According to Acheson, between 60 and 70 per cent of a “good” recruiter’s role is in carrying work which cannot be readily automated — interpreting a company’s requirements as a set of job specification, then assessing a candidate’s fit with the company’s technical and cultural environment.

Additionally, the nature of job specifications is changing, Acheson said. Where once the job specifications for a particular role would be largely technical, organisations are now placing a greater emphasis on soft skills — communication, management, and leadership skills — that are essential to successful project delivery.

“They’re the sort of skills that are extraordinarily difficult to automate,” he said. “In addition, it would be difficult for an automated platform to do much about reducing the time associated with a job search.

“These platforms really can only assess applications from active job seekers — and there are fewer of those in a candidate-tight market.

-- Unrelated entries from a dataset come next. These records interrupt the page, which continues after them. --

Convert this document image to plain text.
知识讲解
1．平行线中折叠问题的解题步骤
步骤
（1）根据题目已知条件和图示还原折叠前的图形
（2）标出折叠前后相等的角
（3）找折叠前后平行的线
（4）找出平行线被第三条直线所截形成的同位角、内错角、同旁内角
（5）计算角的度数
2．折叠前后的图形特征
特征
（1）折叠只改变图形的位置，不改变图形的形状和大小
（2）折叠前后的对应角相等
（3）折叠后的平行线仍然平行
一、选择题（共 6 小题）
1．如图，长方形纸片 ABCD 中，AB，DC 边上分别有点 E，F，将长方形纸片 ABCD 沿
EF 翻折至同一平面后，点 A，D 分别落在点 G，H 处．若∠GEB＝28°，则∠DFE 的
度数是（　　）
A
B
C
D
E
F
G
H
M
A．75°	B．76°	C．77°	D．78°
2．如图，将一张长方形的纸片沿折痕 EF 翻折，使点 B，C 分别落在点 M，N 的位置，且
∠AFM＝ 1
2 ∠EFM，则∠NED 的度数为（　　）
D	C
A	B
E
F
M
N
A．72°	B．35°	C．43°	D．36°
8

Searching among the passive job seekers and people who aren’t really looking takes marketing and other forms of human effort.”

In Acheson’s estimation, just 10 per cent of the average recruiter’s workload consisted of repetitive tasks which could be automated. The balance is typically focused on finding skilled candidates, assessing candidates for the right fit with an organisation, and proposing short-listed candidates to clients and supporting their decision processes.

Rather than put recruiters out of work, technological developments typically aided the industry in performing its role.

“LinkedIn and other developments that have ended up being tools that have helped recruiters find, assess and place the right person for the job,” Acheson said.